Re: new book by Lillian Ross
Camille Scaysbrook (verona_beach@geocities.com)
Tue, 21 Jul 1998 11:08:55 +1000
That's beautiful stuff - it's so nice to have my original perceptions of
Salinger confirmed once in a while. He has become for us the human
ambiguity - we sometimes can't decide exactly who or what he is, so it's
nice to get a bit of the news from the front line, so to speak (even 35
years on)
That's extremely interesting about Shawn's son going to camp - but another
thing that also struck me was that both Shawn's son and Salinger's became
actors, another theme that frequently comes up in the Glass stories. I
sometimes wonder about the parallels in Matthew Salinger's career - what
would someone like Salinger think of his son appearing in Revenge of the
Nerds?
Camille
verona_beach@geocities.com
@ THE ARTS HOLE
www.geocities.com/Hollywood/Theater/6442
THE INVERTED FOREST
www.angelfire.com/pa/invertedforest
> I recently finished a new book by Lillian Ross, HERE BUT NOT HERE,
> which is a memoir about her relationship with The New Yorker editor
> William Shawn. The book is being hotly discussed because it is a
> kind of "kiss and tell" story, but one of the astonishing things
> is how often J.D. Salinger appears as a character.
>
> There is a picture of him cuddling the baby Ross adopted in 1966.
> Salinger also stood as the baby's godfather, along with Shawn; in
> addition, when Ross had been trying to adopt (the baby was from
> Norway), Salinger went to the Norwegian Consulate to attest to
> Ross's character as a prospective mother.
>
> Ross and Shawn, in a moment of daring, had bought a Triumph sports car,
> which they used to escape the city on weekends, and at some point when
> they disposed of it, Salinger bought it from them. (I don't know why
> I find this amusing ... it's enough of a stretch of the imagination to
> consider Shawn at the wheel of a car, and it's wonderful to imagine
> them all thinking of keeping the car in the family, so to speak.)
>
> Finally -- and this is the die-hard reader in me finding something
> delightful -- there is a passage about Shawn's son (the actor and
> writer Wallace Shawn) going off to camp, as a child, in 1962. This
> should sound hauntingly familiar to anyone who has read "Hapworth":
>
> [Shawn] told me how Wallace had packed his violin,
> his typewriter, and an enormous box of books to
> take with him to a summer sports camp.
>
> and:
>
> [Bill Shawn] started telling me about Wallace in
> my first years at the magazine -- about his
> remarkable intelligence as a baby, when Bill kept
> a list of the words in what became a highly unusual
> baby vocabulary [and] about Wallace's volatility
> at the age of seven....
>
> Considering that many of us wonder about the genesis of Seymour
> as a character, and about "Hapworth"'s hyperarticulate Seymour-as-
> child, this book fires the imagination about real-life models.
>
> Salinger was quite often in contact; Ross mentions that he
> periodically came down from New Hampshire to visit, and that
> every time he was in town, the three of them would have dinner.

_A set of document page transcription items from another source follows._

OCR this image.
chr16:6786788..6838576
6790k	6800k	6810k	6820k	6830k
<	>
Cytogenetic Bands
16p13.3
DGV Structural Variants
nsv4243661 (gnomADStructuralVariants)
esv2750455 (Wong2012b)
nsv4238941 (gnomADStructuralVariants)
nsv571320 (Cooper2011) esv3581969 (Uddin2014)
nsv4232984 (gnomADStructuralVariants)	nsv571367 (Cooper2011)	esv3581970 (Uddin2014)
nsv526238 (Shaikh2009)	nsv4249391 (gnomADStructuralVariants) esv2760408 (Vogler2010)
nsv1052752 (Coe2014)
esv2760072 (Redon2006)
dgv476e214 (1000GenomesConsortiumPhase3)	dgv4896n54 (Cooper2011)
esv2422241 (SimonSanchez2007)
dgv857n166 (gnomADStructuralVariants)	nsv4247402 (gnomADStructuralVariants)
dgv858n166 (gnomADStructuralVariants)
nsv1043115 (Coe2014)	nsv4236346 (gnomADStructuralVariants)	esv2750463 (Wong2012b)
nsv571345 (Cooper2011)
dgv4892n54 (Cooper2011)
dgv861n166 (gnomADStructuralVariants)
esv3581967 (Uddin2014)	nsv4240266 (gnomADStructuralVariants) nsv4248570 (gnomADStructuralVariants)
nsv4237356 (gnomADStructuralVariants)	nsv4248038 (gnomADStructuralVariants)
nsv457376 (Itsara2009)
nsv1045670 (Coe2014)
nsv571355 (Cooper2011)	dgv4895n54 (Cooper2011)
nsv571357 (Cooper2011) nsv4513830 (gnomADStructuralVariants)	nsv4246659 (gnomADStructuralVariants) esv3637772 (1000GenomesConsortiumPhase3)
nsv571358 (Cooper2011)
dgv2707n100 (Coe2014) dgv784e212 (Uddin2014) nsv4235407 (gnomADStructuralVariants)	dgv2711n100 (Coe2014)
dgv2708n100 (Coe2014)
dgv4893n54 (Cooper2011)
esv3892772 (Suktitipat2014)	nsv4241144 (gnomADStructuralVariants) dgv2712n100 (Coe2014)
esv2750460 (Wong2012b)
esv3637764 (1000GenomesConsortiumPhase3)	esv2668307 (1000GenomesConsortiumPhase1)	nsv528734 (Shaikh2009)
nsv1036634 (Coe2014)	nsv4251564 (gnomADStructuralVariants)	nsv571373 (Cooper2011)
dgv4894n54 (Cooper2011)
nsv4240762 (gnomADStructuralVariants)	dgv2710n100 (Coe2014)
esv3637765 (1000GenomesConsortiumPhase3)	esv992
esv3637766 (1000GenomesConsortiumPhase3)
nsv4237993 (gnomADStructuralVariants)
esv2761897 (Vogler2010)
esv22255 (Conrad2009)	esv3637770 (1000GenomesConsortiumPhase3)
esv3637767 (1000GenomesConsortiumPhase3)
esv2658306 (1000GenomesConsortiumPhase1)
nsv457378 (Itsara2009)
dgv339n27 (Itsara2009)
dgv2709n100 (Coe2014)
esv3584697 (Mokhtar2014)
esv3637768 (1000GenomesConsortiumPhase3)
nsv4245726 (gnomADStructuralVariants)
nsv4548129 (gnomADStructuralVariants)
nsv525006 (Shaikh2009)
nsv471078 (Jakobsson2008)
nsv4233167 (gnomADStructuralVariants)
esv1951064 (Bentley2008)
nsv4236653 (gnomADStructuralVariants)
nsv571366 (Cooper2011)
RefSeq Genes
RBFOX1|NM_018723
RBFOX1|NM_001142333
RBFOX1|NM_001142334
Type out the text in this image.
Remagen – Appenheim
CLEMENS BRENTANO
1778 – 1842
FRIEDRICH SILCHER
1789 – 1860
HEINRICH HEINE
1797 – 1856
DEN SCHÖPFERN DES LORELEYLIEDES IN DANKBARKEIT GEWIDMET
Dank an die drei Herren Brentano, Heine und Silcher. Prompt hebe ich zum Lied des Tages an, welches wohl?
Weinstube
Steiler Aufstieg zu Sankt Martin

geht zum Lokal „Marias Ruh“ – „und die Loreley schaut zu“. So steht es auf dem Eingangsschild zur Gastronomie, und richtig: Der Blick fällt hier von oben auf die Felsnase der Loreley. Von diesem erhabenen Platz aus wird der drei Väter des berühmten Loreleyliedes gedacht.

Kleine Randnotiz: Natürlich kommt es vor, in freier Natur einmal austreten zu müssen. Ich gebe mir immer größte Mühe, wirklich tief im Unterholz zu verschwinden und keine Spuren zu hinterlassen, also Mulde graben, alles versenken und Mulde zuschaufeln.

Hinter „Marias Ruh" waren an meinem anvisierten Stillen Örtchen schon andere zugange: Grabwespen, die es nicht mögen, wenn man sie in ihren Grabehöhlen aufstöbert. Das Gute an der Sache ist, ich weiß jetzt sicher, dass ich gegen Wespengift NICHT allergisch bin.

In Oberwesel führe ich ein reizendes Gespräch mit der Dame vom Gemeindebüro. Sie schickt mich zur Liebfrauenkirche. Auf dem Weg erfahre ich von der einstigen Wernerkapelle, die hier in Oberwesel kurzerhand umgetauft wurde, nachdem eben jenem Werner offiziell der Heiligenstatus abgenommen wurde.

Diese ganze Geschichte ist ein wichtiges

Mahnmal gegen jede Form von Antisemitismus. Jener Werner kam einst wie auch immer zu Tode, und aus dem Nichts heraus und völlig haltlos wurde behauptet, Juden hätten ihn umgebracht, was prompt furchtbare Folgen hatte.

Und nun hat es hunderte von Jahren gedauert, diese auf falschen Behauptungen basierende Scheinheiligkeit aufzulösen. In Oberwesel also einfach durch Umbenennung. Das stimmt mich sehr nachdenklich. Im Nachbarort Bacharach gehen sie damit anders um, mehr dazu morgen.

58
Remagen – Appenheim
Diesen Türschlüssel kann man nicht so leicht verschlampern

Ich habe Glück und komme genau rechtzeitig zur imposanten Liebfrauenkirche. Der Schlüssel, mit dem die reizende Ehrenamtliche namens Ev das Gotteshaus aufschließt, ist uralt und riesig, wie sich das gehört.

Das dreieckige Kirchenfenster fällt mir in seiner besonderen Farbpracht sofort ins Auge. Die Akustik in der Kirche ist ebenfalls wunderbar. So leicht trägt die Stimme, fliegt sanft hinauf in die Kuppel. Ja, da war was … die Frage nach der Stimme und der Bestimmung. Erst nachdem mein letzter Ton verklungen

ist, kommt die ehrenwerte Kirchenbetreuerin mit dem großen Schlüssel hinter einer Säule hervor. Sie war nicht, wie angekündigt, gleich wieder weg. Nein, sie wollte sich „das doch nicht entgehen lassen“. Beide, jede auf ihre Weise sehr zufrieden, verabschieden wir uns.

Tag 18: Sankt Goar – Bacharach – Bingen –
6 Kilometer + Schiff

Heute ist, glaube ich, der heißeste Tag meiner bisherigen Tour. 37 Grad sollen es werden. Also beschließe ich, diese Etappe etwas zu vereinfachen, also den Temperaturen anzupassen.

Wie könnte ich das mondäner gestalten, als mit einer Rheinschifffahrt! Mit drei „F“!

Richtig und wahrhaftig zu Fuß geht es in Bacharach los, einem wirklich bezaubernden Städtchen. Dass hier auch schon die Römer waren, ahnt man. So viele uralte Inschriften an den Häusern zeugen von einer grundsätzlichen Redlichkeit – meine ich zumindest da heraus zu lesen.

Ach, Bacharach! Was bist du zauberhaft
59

> She admires his sturdy resistance to publicity, and says, "On the
> human side, Salinger has, among other things, managed to do what
> so many (apparently necessarily) self-centered others have failed
> to do -- that is, to be a solid and responsible parent to his
> children."
>
> I can't help feeling a sense of wonder about the connections
> between what he was writing then and how he was living. At a
> minimum, the book puts to rest the notion that Salinger
> completely walled himself off from the rest of the world, and
> the note about his approach to parenting is lovely, because it
> suggests that the concern for children in his work is more than
> a literary affectation.
>
> It was a nice surprise to stumble upon.